Whats the difference between three and three-math?

Do I just install three-math or both?

Edit:

Never mind, I did a diff on the two and it looks like three-math is three+more math functions. So standalone three-math is OK.

bhouston commented 11 years ago

Three math is just the math library, if you need everything just require three, it includes three math.

Sent from my phone, sorry for my grammar and terseness. On Feb 7, 2013 5:46 PM, "jewelsjacobs" notifications@github.com wrote:

Whats the difference between three and three-math?

Do I just install three-math or both?

— Reply to this email directly or view it on GitHubhttps://github.com/mrdoob/three.js/issues/2796#issuecomment-13266651.

jewelsjacobs commented 11 years ago

First off I just want to qualify by saying I'm am a total newb with this AMD, asynchronous browser modules vs. node synchronous server modules thing so be gentile :). I could not find any examples of this either, so I tried to do my homework!

Has anyone used the three node module with any browser type / asynchronous modules / require.js modules?

I thought I'd use the three node module with the three.js dependent CSS3DRenderer.js, TrackballControls.js and a custom module I wrote running asynchronous as require.js modules.

My reasoning behind this is:

1) Use the node three module so it can rely on the server resources as apposed to the client PC / browser resources for it's heavy math functions (is this the advantage to using a three node module? Again I'm a newb!). 2) Use the control and CSS3D libraries as browser modules because they are so DOM dependent.

The problem is you can't use the require function, nor the define function to include node modules in browser type modules.

I'm thinking about using amdefine - https://github.com/jrburke/amdefine to convert CSS3DRenderer.js and TrackballControls.js into AMD and Require.js compatible modules. Then I can use the define to include them in my three.js, CSS3DRenderer.js and TrackballControls.js dependent require.js module.

Something like what this boilerplate / example is doing: https://github.com/NilsLattek/backbone-requirejs-node-boilerplate

Am I crazy? Does anyone have a good idea for this or should I just three.js as a front end library? Am I barking up the wrong tree? Am I being confusing? Am I asking this in the wrong place?

Help is much appreciated!

bhouston commented 11 years ago

Yes, I've used three.js with amdefine and require.js in all WebGL compatible browsers. Works great. :-)

jewelsjacobs commented 11 years ago

That's awesome!

I hate to snoop but do you have an example of this somewhere?

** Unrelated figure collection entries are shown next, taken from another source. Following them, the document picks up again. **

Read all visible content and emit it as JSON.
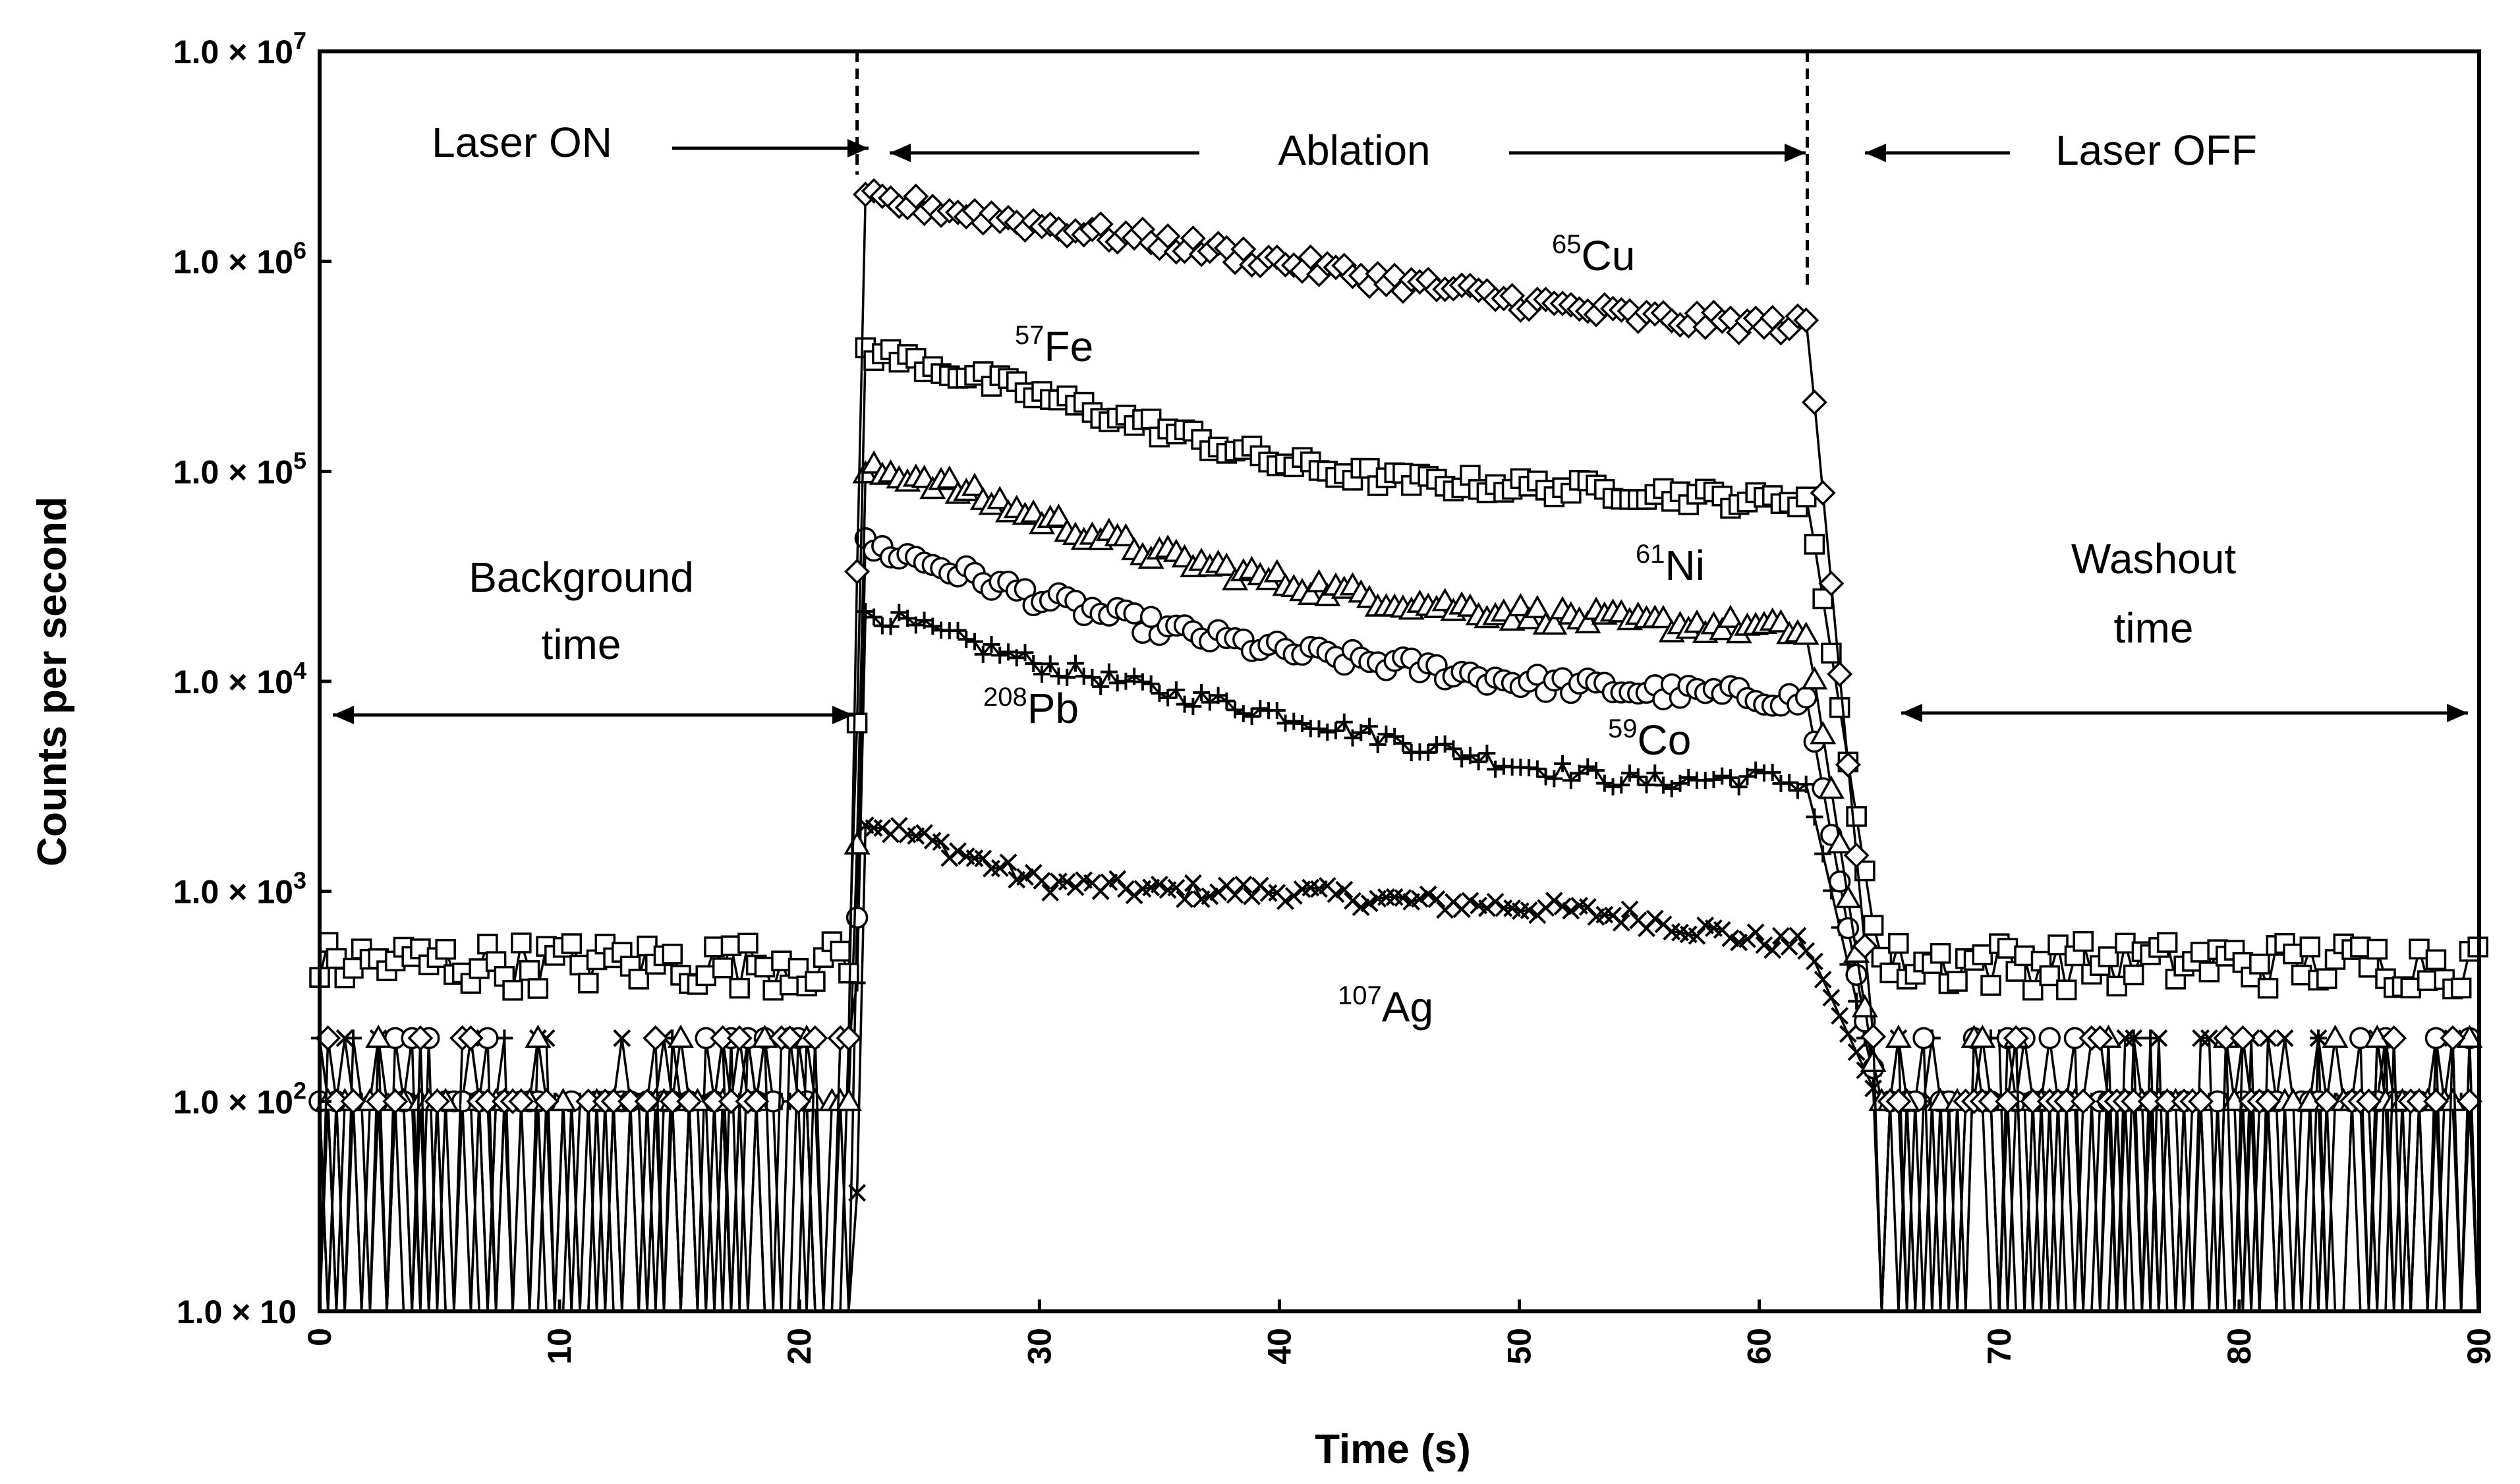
{
  "chart_data": {
    "type": "line",
    "xlabel": "Time (s)",
    "ylabel": "Counts per second",
    "xlim": [
      0,
      90
    ],
    "ylim": [
      10,
      10000000
    ],
    "yscale": "log",
    "xticks": [
      "0",
      "10",
      "20",
      "30",
      "40",
      "50",
      "60",
      "70",
      "80",
      "90"
    ],
    "yticks": [
      {
        "value": 10,
        "label": "1.0 × 10"
      },
      {
        "value": 100,
        "label": "1.0 × 10",
        "exp": "2"
      },
      {
        "value": 1000,
        "label": "1.0 × 10",
        "exp": "3"
      },
      {
        "value": 10000,
        "label": "1.0 × 10",
        "exp": "4"
      },
      {
        "value": 100000,
        "label": "1.0 × 10",
        "exp": "5"
      },
      {
        "value": 1000000,
        "label": "1.0 × 10",
        "exp": "6"
      },
      {
        "value": 10000000,
        "label": "1.0 × 10",
        "exp": "7"
      }
    ],
    "laser_on_time": 22.4,
    "laser_off_time": 62.0,
    "annotations": {
      "laser_on": "Laser ON",
      "ablation": "Ablation",
      "laser_off": "Laser OFF",
      "background_line1": "Background",
      "background_line2": "time",
      "washout_line1": "Washout",
      "washout_line2": "time"
    },
    "series": [
      {
        "name": "65Cu",
        "mass": "65",
        "element": "Cu",
        "marker": "diamond",
        "background": 100,
        "ablation": [
          [
            22.5,
            2000000
          ],
          [
            25,
            1850000
          ],
          [
            30,
            1500000
          ],
          [
            35,
            1250000
          ],
          [
            40,
            1000000
          ],
          [
            45,
            800000
          ],
          [
            50,
            650000
          ],
          [
            55,
            540000
          ],
          [
            60,
            500000
          ],
          [
            62,
            500000
          ]
        ]
      },
      {
        "name": "57Fe",
        "mass": "57",
        "element": "Fe",
        "marker": "square",
        "background": 450,
        "ablation": [
          [
            22.5,
            380000
          ],
          [
            25,
            330000
          ],
          [
            30,
            230000
          ],
          [
            35,
            160000
          ],
          [
            40,
            110000
          ],
          [
            45,
            90000
          ],
          [
            50,
            85000
          ],
          [
            55,
            80000
          ],
          [
            60,
            72000
          ],
          [
            62,
            75000
          ]
        ]
      },
      {
        "name": "61Ni",
        "mass": "61",
        "element": "Ni",
        "marker": "triangle",
        "background": 100,
        "ablation": [
          [
            22.5,
            100000
          ],
          [
            25,
            95000
          ],
          [
            30,
            60000
          ],
          [
            35,
            40000
          ],
          [
            40,
            30000
          ],
          [
            45,
            24000
          ],
          [
            50,
            21000
          ],
          [
            55,
            19000
          ],
          [
            60,
            18000
          ],
          [
            62,
            17000
          ]
        ]
      },
      {
        "name": "59Co",
        "mass": "59",
        "element": "Co",
        "marker": "circle",
        "background": 100,
        "ablation": [
          [
            22.5,
            45000
          ],
          [
            25,
            38000
          ],
          [
            30,
            25000
          ],
          [
            35,
            18000
          ],
          [
            40,
            14000
          ],
          [
            45,
            12000
          ],
          [
            50,
            10000
          ],
          [
            55,
            9000
          ],
          [
            60,
            8500
          ],
          [
            62,
            8000
          ]
        ]
      },
      {
        "name": "208Pb",
        "mass": "208",
        "element": "Pb",
        "marker": "plus",
        "background": 100,
        "ablation": [
          [
            22.5,
            22000
          ],
          [
            25,
            18000
          ],
          [
            30,
            12000
          ],
          [
            35,
            9000
          ],
          [
            40,
            7000
          ],
          [
            45,
            5200
          ],
          [
            50,
            4000
          ],
          [
            55,
            3300
          ],
          [
            60,
            3500
          ],
          [
            62,
            3200
          ]
        ]
      },
      {
        "name": "107Ag",
        "mass": "107",
        "element": "Ag",
        "marker": "x",
        "background": 100,
        "ablation": [
          [
            22.5,
            2200
          ],
          [
            25,
            1800
          ],
          [
            30,
            1100
          ],
          [
            35,
            1000
          ],
          [
            40,
            1000
          ],
          [
            45,
            900
          ],
          [
            50,
            850
          ],
          [
            55,
            750
          ],
          [
            60,
            580
          ],
          [
            62,
            550
          ]
        ]
      }
    ]
  }
}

bhouston commented 11 years ago

Unfortunately no. :-/

bhouston commented 11 years ago

But it isn't that tricky, just put in the amdefine shims and you should be fine. Actually voxel.js uses three as a node module and they are using it with require, thus that is probably the place to see it in action:

http://voxeljs.com/

jewelsjacobs commented 11 years ago

Thanks for the info!

Just for future reference of anyone looking at this, unless I'm mistaken, it looks like voxeljs is using browserfy as opposed to require which also looks like a fine solution:

http://browserify.org/

Please correct me if I'm wrong :)

evidenciavisual commented 11 years ago

Hey guys, thanks for the effort, I'm diving into node.js as well, but I've found too tricky putting this package to work. Since the folder already contains some resources from the original github examples, Can anybody please share just a plain 'hello world'?. I just need to understand how to wire server and client together. Many thanks beforehand!

bhouston commented 11 years ago

http://Clara.io is running using the ThreeJS NPM module. For browser side, we do a post-process step on the ThreeJS minimized source to create a unique hashed file name, through it up on a CDN and then we use a custom multi-script loader in our main page which is like a simplified RequireJS -- I think you could just use RequireJS btw. We have a simpler setup for when running server side, we just use the standard NodeJS require() method.